Colonel H. Stinkmeaner from The Boondocks was just an annoying, foul-mouthed old blind guy, who got his ass whooped, and died as a result. Come season 2, we find out he's been spending his time in Hell (like he'd ever get into Heaven...) turning himself into a kung fu asskicker. When he gets sent back to Earth via possessing a young guy, he mops the floor with the Freemans.
Optimus Prime of Transformers Prime spent the start of the third season critically injured and slowly dying until Smokescreen used the power of the Forge of Solus Prime to fix him. He comes back in a new, stronger body, and has gained the ability to fly.
This is how muscles and bones improve. When you strain them the cells die, but they get repaired to be stronger than before.
Overtraining is possible, where you break down cells faster than you grow them. Many bodybuilders and strength athletes deliberately overtrain when they need a large amount of development over a short time or when they expect to miss several exercise sessions.
This is why students of the Okinawa school of Karate routinely hit themselves with bricks. Hitting bones repeatedly causes microfractures, which then heal to form a stronger, denser lattice, resulting in stronger bones. (It also helps to desensitize the nerve endings.)
Many systems of martial arts do something similar: special mention to Cimande Pencak Silak where the whole system is about overpowering wrist or forearm strikes, and the practitioners would originally train against trees to get the conditioning. Though there is a lot of controversy about this topic—some say it works fine, some say isn't useful, some say it will give you problems in later life, and some say it doesn't work at all.
Evolution sometimes works this way.
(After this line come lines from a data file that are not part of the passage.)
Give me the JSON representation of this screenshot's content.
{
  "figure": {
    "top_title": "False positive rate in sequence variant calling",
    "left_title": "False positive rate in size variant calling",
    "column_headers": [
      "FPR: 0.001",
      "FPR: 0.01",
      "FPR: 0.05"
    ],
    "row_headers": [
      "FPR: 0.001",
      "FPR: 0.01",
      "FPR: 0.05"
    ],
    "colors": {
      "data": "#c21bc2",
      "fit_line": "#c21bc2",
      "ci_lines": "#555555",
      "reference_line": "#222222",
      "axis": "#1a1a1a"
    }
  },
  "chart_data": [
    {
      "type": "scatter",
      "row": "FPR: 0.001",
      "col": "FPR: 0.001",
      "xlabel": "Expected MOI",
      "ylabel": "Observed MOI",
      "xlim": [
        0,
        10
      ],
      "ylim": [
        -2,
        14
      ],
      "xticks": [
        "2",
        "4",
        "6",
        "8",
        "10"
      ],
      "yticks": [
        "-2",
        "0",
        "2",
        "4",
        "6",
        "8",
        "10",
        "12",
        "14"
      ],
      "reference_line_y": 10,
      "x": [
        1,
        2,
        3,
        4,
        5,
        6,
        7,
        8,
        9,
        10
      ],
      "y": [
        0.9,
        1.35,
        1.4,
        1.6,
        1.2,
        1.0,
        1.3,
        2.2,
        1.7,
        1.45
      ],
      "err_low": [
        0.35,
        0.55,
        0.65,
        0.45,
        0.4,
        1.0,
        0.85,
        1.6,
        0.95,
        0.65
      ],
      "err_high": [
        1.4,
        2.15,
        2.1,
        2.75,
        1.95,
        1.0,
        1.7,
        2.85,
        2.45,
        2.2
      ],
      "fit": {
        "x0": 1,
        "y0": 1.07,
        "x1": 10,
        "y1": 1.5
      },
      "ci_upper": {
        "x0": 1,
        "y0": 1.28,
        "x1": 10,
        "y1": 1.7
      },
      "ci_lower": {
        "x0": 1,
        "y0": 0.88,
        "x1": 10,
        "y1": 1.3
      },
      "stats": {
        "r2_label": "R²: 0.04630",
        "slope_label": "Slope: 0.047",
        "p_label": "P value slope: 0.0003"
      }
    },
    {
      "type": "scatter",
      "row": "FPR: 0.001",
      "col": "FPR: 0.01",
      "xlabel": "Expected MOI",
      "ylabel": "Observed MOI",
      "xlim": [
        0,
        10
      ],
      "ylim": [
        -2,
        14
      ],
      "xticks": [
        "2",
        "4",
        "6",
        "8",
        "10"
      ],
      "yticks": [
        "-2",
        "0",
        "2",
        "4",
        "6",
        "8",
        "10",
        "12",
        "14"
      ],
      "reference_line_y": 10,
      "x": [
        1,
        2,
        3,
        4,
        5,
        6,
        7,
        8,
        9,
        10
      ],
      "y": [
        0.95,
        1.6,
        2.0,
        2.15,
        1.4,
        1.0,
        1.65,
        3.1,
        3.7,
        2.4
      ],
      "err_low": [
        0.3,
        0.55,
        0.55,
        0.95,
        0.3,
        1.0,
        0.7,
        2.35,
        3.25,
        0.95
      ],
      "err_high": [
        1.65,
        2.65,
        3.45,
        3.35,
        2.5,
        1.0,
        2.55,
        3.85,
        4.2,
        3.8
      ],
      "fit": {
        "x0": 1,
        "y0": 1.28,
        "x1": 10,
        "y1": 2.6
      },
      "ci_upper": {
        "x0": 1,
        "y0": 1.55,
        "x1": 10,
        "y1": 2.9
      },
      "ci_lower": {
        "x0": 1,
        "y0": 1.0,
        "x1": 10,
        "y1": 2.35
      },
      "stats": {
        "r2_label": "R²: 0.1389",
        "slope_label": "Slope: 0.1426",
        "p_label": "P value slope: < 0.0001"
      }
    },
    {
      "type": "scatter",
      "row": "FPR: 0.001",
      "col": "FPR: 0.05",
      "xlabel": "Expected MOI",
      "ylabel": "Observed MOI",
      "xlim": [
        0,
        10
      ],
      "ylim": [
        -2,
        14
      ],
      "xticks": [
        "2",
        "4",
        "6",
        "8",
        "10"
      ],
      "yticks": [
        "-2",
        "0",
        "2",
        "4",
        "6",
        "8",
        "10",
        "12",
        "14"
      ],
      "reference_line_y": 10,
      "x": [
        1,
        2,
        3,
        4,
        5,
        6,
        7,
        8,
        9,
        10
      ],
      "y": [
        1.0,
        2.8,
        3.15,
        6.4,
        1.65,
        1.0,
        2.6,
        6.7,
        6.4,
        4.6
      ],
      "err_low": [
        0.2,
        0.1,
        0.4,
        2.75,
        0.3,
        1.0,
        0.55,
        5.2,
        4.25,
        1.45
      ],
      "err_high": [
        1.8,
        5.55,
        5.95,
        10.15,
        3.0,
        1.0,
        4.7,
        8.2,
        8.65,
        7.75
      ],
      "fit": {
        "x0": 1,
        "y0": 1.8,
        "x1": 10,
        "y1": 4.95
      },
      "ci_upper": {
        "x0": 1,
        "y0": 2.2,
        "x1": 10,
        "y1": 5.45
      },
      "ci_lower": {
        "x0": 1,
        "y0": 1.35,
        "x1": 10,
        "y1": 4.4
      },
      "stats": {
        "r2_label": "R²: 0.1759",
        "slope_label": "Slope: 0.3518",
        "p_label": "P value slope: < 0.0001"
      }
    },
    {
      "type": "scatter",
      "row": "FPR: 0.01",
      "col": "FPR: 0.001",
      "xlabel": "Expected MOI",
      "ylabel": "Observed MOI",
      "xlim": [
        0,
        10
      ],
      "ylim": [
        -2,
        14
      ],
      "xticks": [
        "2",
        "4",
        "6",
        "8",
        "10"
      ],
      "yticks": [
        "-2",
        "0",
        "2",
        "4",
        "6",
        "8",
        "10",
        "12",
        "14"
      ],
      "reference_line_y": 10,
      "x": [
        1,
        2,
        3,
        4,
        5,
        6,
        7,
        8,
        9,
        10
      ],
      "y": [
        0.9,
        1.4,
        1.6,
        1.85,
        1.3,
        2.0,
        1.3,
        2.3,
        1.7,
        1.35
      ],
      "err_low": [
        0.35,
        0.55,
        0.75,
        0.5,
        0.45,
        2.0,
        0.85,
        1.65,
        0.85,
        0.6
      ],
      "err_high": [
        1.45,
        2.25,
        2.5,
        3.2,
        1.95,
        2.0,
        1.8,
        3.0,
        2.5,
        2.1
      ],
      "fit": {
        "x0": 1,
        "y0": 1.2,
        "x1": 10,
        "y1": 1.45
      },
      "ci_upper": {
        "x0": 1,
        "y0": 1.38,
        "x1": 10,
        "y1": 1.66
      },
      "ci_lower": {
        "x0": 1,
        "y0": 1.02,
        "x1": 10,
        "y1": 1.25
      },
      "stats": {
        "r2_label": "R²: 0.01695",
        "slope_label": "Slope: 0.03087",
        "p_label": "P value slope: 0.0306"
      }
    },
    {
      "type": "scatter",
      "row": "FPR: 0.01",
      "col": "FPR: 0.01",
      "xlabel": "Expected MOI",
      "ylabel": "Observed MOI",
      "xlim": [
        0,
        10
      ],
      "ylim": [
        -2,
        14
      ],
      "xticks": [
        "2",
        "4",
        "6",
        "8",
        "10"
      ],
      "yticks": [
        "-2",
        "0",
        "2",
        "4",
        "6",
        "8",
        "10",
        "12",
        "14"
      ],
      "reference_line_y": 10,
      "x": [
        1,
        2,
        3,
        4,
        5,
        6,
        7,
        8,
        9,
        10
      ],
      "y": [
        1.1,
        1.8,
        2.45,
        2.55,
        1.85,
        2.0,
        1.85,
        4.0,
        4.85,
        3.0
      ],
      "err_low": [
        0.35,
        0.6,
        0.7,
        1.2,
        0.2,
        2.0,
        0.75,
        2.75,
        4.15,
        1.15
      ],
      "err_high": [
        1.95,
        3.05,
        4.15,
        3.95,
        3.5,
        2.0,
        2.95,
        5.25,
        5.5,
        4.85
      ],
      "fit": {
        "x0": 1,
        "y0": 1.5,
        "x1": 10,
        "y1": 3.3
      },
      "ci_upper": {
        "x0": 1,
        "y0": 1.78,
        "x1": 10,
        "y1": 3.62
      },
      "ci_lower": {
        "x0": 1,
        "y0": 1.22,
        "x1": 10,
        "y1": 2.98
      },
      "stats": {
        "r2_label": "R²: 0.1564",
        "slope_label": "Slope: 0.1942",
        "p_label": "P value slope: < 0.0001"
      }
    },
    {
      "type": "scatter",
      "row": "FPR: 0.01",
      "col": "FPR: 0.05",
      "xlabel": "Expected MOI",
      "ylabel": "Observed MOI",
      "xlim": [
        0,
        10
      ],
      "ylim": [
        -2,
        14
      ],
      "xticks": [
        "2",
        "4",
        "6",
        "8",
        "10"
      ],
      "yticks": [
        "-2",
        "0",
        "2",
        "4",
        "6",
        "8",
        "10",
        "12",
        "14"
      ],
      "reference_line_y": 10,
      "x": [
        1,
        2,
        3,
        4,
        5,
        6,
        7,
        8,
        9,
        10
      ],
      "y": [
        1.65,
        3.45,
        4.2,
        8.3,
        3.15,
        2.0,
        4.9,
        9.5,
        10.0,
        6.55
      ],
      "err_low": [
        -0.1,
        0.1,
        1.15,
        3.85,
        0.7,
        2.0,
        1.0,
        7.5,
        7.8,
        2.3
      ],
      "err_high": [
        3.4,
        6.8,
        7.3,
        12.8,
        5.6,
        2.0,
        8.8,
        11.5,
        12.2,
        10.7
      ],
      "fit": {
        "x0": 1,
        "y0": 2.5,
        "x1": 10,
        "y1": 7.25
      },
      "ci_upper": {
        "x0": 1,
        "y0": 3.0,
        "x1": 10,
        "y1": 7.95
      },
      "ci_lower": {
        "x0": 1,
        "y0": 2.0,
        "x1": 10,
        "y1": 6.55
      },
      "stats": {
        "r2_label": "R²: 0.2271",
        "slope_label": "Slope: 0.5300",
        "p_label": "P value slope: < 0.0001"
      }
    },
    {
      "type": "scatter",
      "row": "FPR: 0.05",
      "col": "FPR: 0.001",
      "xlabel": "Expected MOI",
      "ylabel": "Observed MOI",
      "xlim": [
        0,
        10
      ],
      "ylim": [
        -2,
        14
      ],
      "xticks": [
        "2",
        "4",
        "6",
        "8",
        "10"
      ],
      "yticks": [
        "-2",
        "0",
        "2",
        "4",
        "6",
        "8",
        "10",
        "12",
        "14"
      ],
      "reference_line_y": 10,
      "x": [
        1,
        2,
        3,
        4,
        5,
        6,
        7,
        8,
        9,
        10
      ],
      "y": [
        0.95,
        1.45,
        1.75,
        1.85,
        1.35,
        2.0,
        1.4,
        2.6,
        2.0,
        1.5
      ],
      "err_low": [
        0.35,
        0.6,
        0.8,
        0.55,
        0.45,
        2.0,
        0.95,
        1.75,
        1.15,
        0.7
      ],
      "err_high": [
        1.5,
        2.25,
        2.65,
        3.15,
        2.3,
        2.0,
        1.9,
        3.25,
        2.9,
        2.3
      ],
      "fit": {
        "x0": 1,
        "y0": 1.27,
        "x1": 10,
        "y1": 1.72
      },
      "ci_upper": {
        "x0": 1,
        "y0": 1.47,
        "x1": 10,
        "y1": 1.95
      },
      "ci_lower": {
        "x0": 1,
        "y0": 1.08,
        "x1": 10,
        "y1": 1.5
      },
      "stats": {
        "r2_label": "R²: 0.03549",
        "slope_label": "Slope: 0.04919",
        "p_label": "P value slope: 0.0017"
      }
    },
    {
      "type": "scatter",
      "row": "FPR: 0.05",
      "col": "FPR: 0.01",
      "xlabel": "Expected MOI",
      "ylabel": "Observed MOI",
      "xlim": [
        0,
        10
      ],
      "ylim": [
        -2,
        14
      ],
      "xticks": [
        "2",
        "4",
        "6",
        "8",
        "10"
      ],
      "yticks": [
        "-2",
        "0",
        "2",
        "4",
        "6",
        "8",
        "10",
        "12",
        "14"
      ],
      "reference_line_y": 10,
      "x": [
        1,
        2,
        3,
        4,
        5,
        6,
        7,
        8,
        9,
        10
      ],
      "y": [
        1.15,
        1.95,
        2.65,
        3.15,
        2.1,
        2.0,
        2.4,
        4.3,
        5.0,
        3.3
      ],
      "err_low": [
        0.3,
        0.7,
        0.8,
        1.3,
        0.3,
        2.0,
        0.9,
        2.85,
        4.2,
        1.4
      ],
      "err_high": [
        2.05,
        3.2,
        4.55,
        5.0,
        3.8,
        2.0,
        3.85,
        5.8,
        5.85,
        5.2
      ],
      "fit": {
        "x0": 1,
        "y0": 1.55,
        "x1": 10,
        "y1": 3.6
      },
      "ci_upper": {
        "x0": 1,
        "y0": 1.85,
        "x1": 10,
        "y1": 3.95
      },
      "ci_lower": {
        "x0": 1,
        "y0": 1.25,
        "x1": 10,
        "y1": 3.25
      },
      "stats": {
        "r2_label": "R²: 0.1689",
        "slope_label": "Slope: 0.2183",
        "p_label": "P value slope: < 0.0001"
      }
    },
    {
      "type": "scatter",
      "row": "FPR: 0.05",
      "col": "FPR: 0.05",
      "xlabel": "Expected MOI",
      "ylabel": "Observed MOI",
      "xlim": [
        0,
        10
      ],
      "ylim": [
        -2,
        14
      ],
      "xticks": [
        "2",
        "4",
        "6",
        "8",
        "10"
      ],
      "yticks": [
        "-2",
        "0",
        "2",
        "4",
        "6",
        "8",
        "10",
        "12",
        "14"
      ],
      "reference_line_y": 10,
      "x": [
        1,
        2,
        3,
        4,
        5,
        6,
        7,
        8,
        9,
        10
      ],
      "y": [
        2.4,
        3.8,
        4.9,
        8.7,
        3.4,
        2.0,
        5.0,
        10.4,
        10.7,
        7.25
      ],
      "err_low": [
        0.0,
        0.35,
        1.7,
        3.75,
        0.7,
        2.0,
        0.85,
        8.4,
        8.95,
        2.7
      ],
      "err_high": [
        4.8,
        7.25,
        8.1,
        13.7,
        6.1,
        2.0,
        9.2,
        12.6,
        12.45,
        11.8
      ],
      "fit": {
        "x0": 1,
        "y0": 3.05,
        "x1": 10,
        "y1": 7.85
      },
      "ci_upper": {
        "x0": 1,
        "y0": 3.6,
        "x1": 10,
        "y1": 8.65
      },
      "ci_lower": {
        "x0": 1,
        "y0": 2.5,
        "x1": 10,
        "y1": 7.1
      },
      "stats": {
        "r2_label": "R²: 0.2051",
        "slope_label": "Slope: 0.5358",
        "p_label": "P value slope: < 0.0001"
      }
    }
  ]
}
If something kills off most of a population (or species), but several individuals have a genetic trait that helps them, then the surviving population, while smaller, will mostly have the trait that makes them stronger. The population/species can then come back, more numerous and stronger than ever before.
So as weird as it might sound, the entire human species is an example of this trope, not once but twice. We evolved 200,000 years ago. 150,000 years ago, we escaped extinction by a narrow margin. What happened afterwards? We expanded from our little nest to most of Africa. Then 74,000 years ago, history repeated itself and the human population dropped below 20,000 individuals. So what did we do next? We took over the frigging world.
Our enemies too: After a century of antibiotic use, bacteria are now more resistant than ever, with some resistant to virtually all known antibiotics; the same with antiviral drugs, pesticides, and herbicides.